Here's a quick simulation showing a bit more detail:
Cycle 1: fetch RTS - the CPU can't do anything else as it hasn't seen the instruction
Cycle 2: fetch possible operand, as it always does, and must, because it hasn't had time to decode the instruction. But it does send SP to the ALU, and also to the address bus
Cycle 3: SP to address bus, read the empty byte below the stack, not useful but it has to do something. ALU performs the increment for the next cycle
Cycle 4: SP+1 to address bus, reading PC-1 low byte, will be directed to ALU. ALU performs another increment
Cycle 5: SP+2 to address bus from the ALU, also updates the value of SP. ALU performs a NOP with PC-1 low byte, PC-1 high byte is read
Cycle 6: PC is updated with PC-1, new PC sent to address bus, byte before destination is read because something has to happen, PC will be incremented as usual
Cycle 1: fetch next opcode as per usual
Looking back through history to the 6800, we see it's one cycle quicker on RTS because the PC value is read from the stack already incremented. But the
JSR takes 8 or even 9 cycles, so overall the 6502 is an improvement.

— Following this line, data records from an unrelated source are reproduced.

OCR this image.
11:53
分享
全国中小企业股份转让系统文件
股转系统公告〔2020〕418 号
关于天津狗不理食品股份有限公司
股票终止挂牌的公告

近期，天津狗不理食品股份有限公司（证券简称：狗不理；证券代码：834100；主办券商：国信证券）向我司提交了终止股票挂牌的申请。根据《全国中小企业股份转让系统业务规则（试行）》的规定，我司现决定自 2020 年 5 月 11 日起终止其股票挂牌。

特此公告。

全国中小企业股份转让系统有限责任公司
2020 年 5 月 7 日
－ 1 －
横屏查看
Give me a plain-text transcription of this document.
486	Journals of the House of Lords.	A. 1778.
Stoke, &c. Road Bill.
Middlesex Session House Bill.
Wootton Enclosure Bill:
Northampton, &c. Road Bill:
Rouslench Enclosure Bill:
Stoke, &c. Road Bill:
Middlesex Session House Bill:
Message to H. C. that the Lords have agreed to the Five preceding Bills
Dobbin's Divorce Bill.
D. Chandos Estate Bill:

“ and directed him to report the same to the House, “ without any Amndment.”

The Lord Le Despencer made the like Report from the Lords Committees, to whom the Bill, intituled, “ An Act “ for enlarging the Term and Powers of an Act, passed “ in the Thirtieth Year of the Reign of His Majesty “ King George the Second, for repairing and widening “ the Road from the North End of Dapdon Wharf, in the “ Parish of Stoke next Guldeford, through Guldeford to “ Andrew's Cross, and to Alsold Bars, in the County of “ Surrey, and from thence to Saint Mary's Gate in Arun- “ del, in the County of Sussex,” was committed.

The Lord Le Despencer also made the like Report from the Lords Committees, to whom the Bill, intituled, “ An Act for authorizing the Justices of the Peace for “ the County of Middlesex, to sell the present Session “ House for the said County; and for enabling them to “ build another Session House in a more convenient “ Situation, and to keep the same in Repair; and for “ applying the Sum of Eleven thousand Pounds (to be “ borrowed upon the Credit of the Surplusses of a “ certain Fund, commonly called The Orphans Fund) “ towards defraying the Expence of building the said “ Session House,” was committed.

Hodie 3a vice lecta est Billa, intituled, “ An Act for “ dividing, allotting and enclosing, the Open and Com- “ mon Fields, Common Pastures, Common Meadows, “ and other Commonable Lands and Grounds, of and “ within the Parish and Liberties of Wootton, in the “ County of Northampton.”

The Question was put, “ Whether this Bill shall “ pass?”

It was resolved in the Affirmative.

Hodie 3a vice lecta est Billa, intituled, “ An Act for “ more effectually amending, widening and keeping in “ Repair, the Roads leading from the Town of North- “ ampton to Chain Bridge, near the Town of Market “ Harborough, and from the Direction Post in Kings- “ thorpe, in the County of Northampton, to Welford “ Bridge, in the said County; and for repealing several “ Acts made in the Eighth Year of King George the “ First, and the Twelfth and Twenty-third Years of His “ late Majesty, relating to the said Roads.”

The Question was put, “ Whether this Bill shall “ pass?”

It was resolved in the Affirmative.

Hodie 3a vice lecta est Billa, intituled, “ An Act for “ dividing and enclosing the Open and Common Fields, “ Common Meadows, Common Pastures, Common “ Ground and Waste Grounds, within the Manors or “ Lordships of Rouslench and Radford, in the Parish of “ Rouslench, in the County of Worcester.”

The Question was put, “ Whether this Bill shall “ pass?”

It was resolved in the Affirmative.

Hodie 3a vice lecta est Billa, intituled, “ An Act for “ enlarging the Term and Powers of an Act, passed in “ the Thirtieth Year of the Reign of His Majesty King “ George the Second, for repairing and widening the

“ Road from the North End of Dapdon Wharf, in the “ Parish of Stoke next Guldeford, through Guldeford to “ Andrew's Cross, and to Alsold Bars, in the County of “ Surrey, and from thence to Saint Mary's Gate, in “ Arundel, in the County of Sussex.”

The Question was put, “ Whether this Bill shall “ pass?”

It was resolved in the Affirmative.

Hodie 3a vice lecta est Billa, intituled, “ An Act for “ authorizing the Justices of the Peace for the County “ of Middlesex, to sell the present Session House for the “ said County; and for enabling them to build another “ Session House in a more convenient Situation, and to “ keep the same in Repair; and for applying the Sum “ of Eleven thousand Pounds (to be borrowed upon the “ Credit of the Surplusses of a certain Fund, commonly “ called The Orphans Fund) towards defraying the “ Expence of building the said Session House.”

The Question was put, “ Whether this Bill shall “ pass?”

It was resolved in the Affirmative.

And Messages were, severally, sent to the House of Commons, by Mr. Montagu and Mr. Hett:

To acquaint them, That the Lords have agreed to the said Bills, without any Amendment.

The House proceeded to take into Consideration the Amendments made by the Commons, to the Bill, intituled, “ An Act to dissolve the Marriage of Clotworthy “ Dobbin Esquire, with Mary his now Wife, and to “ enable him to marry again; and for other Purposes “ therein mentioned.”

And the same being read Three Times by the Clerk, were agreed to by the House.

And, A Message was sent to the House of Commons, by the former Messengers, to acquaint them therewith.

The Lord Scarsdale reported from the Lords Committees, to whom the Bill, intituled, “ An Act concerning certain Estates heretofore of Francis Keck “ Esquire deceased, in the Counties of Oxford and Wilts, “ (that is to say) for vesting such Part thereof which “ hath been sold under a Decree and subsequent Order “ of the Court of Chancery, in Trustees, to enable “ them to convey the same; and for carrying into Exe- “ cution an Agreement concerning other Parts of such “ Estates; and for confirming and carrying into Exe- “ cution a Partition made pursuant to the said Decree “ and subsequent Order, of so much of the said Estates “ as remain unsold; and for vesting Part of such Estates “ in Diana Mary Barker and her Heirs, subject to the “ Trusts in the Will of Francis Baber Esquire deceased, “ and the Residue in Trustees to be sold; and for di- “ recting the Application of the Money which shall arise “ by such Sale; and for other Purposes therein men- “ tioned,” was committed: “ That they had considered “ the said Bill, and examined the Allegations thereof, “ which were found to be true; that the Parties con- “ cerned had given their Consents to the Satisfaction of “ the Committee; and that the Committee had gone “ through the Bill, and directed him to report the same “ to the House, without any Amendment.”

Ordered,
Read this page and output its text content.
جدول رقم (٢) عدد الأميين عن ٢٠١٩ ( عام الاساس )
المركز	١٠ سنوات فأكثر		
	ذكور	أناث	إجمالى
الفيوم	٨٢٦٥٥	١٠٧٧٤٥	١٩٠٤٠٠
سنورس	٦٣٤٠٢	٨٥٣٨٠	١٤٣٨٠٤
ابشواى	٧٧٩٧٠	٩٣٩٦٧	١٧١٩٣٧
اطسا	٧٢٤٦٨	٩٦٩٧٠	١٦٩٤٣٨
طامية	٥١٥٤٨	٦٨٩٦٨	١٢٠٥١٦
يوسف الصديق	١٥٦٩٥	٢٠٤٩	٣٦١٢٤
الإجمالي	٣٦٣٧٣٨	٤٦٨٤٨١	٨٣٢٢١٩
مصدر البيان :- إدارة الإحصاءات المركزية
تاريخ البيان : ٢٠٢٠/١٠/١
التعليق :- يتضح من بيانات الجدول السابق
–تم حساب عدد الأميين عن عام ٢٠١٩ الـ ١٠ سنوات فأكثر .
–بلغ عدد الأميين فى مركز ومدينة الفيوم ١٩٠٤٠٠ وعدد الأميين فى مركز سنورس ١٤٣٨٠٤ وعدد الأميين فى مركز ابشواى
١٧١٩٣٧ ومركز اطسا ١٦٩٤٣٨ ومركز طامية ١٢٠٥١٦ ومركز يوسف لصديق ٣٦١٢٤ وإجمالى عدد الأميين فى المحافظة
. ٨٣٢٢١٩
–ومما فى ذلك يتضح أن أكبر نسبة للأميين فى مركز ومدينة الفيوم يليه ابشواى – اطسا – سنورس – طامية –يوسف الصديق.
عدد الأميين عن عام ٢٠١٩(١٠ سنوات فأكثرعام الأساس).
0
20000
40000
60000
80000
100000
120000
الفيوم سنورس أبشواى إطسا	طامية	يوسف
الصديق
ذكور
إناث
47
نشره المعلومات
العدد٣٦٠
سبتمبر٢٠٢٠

Well, there are several instructions that takes more cycles than the number of separate address bus accesses, so 6 cycles didn't mean that it had to do all this. INY for example takes two cycles, but it only reads the opcode, nothing else happens on the address bus.
As you say, the ALU gets SP already in cycle 2. It is somewhat strange that they did not choose to increase the SP already there. My guess is that they reuse the hardware, and as you said, there is no separate register storage, so it was probably done that way for improved density.
In cycle 3, the SP gets to the address bus. In effect it is using the address bus as a register to circumvent the need for a separate register. Therefore it takes one extra cycle to add 1 to the address bus.
For cycle 6, the stored PC-1 is used as new PC. I don't understand why they need to do this, because apparently the opcode at PC-1 is read (it appears on the databus). And why would JSR be longer if PC was stored instead of PC-1?